How Wally Baram Wrote Herself into A Starring Role

Wally Baram never set out to be an actress.
She was perfectly happy cracking jokes, punching up scripts and building a stand-up career — until one day, during a writers room session for Prime Video‘s Overcompensating, the producers asked her to audition. She humored them with a self-tape, fully expecting to be ignored.
Instead, one callback led to another, and then another. When the final call came offering her the part, Baram was mid-argument with her boyfriend and barely registered the news. “I hung up and went right back into the fight,” she says, laughing. Even her lawyer, stunned to see an acting contract, called her to ask, “How did this happen?”
Now, Baram, 28, is starring alongside series creator Benito Skinner in a show tailor-made for digital natives: It’s co-produced by A24, with original music by Charli XCX (who also makes a cameo and serves as executive music producer) and buzzed about on every social feed.
She plays Carmen, a frizzy-haired Jersey girl trying — and mostly failing — to fit in at college. “She can’t do the same song and dance as everyone else and she’s overcompensating romantically,” Baram says. “That was me at a certain point in my life.”
Baram’s own path started early: Raised in New Jersey by a Mexican-Syrian family, she was doing stand-up by 16 and briefly attended Barnard before dropping out to chase comedy full-time. She studied the career playbooks of Amy Poehler, Tina Fey and Mindy Kaling, hoping to build a life that mixed writing, performing and creating. “I think I’m part of the first generation that understands that being a few different things is a genuine career path,” she says.
By 2021, she’d landed a stand-up set on The Late Show With Stephen Colbert and later staffed writers rooms for What We Do in the Shadows and Shrinking. Still, despite her growing résumé — and writing for Shrinking star Harrison Ford — Baram says she battles imposter syndrome. Even joining the Overcompensating writers room felt surreal.
“I was working with people I’d admired for years,” she says, citing stand-ups like Pat Regan and Mary Beth Barone. “But you have to be careful how you say that. If you tell someone in their 30s you look up to them, they have a crisis.”
Baram admits she always had “vague aspirations” to act, but the brutal realities of casting made it seem too unattainable.

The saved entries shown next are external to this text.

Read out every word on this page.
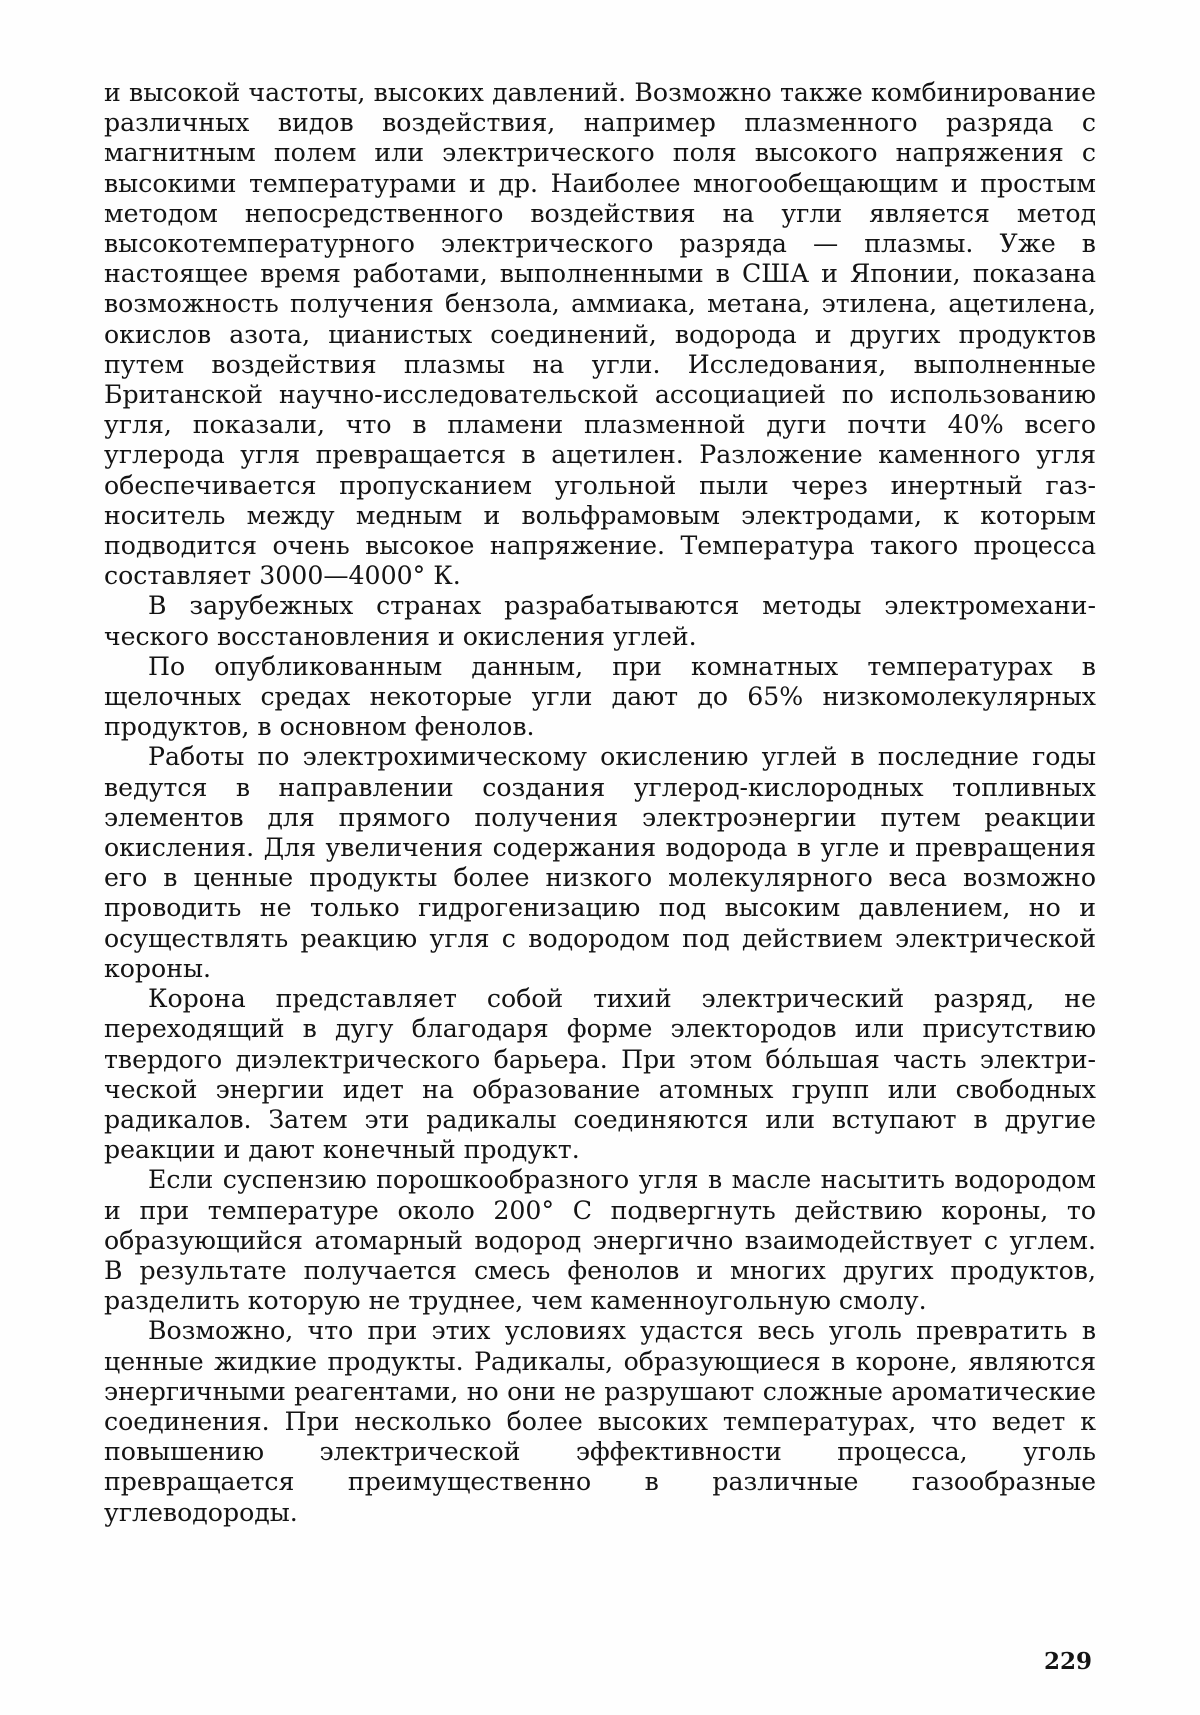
и высокой частоты, высоких давлений. Возможно также комбинирование различных видов воздействия, например плазменного разряда с магнитным полем или электрического поля высокого напряжения с высокими температурами и др. Наиболее многообещающим и простым методом непосредственного воздействия на угли является метод высокотемпературного электрического разряда — плазмы. Уже в настоящее время работами, выполненными в США и Японии, показана возможность получения бензола, аммиака, метана, этилена, ацетилена, окислов азота, цианистых соединений, водорода и других продуктов путем воздействия плазмы на угли. Исследования, выполненные Британской научно-исследовательской ассоциацией по использованию угля, показали, что в пламени плазменной дуги почти 40% всего углерода угля превращается в ацетилен. Разложение каменного угля обеспечивается пропусканием угольной пыли через инертный газ-носитель между медным и вольфрамовым электродами, к которым подводится очень высокое напряжение. Температура такого процесса составляет 3000—4000° К.

В зарубежных странах разрабатываются методы электромеханического восстановления и окисления углей.

По опубликованным данным, при комнатных температурах в щелочных средах некоторые угли дают до 65% низкомолекулярных продуктов, в основном фенолов.

Работы по электрохимическому окислению углей в последние годы ведутся в направлении создания углерод-кислородных топливных элементов для прямого получения электроэнергии путем реакции окисления. Для увеличения содержания водорода в угле и превращения его в ценные продукты более низкого молекулярного веса возможно проводить не только гидрогенизацию под высоким давлением, но и осуществлять реакцию угля с водородом под действием электрической короны.

Корона представляет собой тихий электрический разряд, не переходящий в дугу благодаря форме электородов или присутствию твердого диэлектрического барьера. При этом бóльшая часть электрической энергии идет на образование атомных групп или свободных радикалов. Затем эти радикалы соединяются или вступают в другие реакции и дают конечный продукт.

Если суспензию порошкообразного угля в масле насытить водородом и при температуре около 200° С подвергнуть действию короны, то образующийся атомарный водород энергично взаимодействует с углем. В результате получается смесь фенолов и многих других продуктов, разделить которую не труднее, чем каменноугольную смолу.

Возможно, что при этих условиях удастся весь уголь превратить в ценные жидкие продукты. Радикалы, образующиеся в короне, являются энергичными реагентами, но они не разрушают сложные ароматические соединения. При несколько более высоких температурах, что ведет к повышению электрической эффективности процесса, уголь превращается преимущественно в различные газообразные углеводороды.

229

Now that she’s on the call sheet, she’s savoring the ride — marveling at things like professional makeup artists (“I had no idea I could look like that!”) and mingling at Coachella, where she watched Charli XCX perform from the VIP section alongside Kate Hudson, Hailey Bieber and Timothée Chalamet.
“Stand-up gave me a great skill,” she says. “When something’s done, I can move on. So if I see a bad photo [from these events], it’s like — OK, my face does a lot of different things. That’s fine.”
Overcompensating, which premieres May 15, will be a test not just of Baram’s on-camera chops but of whether social media influence can translate into old-fashioned TV viewership. She already counts the project as a win: It had to clear multiple hurdles just to get greenlit, including an eight-episode table read for skeptical execs from Amazon, A24 and Strong Baby, Jonah Hill’s production banner.
If audiences take away anything from the show, Baram hopes it’s the art of laughing at yourself — something she’s gotten good at over the years. What We Do in the Shadows taught her absurdity; Shrinking taught her heart; and Overcompensating taught her how to mine her own life for comedy — even the most undignified moments.
“I’ve had a few … issues making it to a bathroom on time,” she says, not exactly shy about it. “Unfortunately, I think that’s very funny. And now I cannot be stopped from telling people about the time I was walking in a parade — and also had an Activia.”